Ainsi, le conte de Barbe-Bleue est-il une métaphore du processus d’individuation de la femme qui, avant d’accéder à son éveil psychique, passe par une phase d’initiation. La plus jeune sœur se laisse séduire par le prédateur Barbe-Bleue avant de s’apercevoir qu’elle a été piégée par un meurtrier sanguinaire. A travers de multiples éléments du conte (la clé magique, les sœurs, Barbe-bleue, la cave…), ce sont des figures archétypales qui sont ressuscitées. Ce conte populaire inspiré d’une tradition orale vieille de plusieurs siècles apparaît comme riche d’enseignements lorsque la conteuse en fait sa lecture.

 

D’autres contes, comme Le Vilain Petit Canard, Les souliers rouges ou encore La femme squelette, offrent d’autres explorations et fournissent des éléments nouveaux pour appréhender la psyché de la femme sauvage.

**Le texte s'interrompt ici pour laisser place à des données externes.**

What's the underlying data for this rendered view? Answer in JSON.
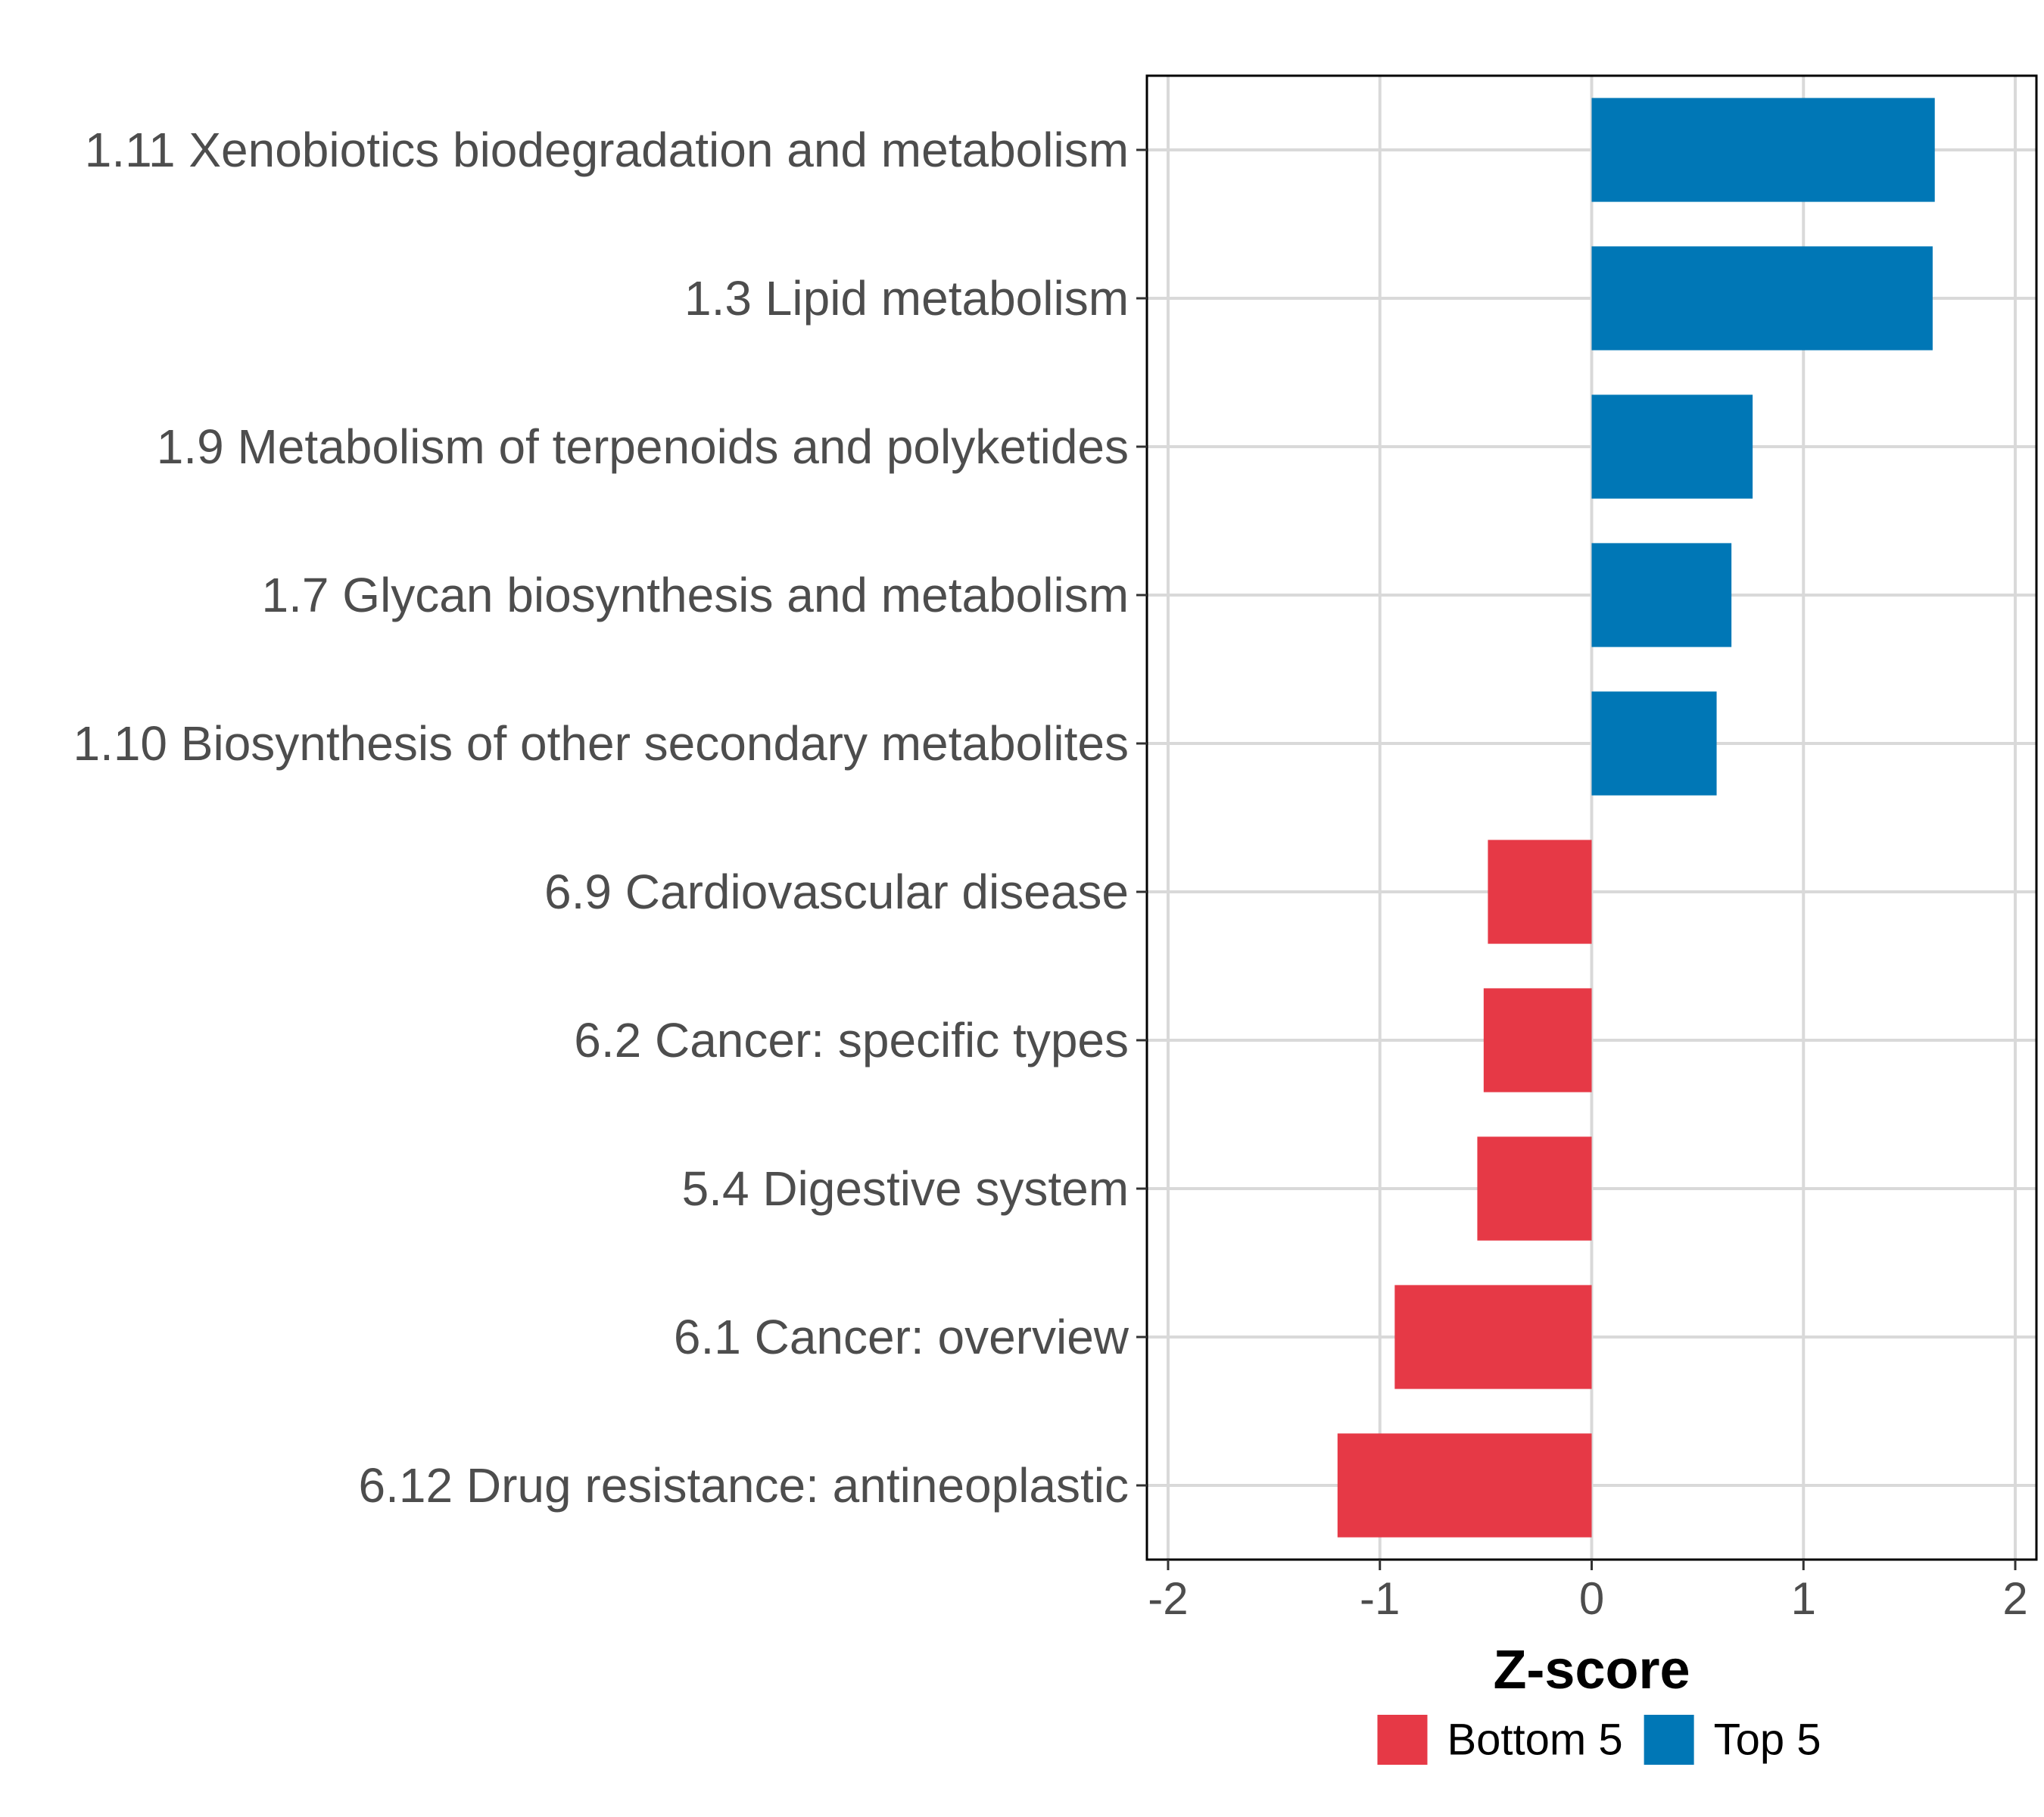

Une lecture qui réveille la femme sauvage en soi

 

Il est impossible de lire l’ouvrage de C. P Estes en une fois. C’est un livre dense, foisonnant d’idées vivifiantes. En lire quelques pages chaque jour ou simplement quand l’envie nous prend, et nous voilà stimulées, avec le désir fort de nous connecter à notre intuition et de faire une introspection bienfaisante : qu’est-ce que je désire vraiment, en tant qu’individu, en tant que femme ? Qu’est-ce qui me ferait sentir pleinement vivante et réveillerait en moi mon inspiration endormie ? Que dois-je entreprendre pour me reconnecter à ma véritable nature ?
Ce sont les questionnements que suscitent ce livre puissant où souffle l’esprit bienveillant et audacieux de la conteuse Clarissa Pinkola Estes.
Ses passages spirituels et inspirés nous guident dans ce chemin d’exploration et de découverte de soi. On comprend ainsi que ces récits des premiers âges sont porteurs d’un savoir ancestral sur la nature véritable du féminin.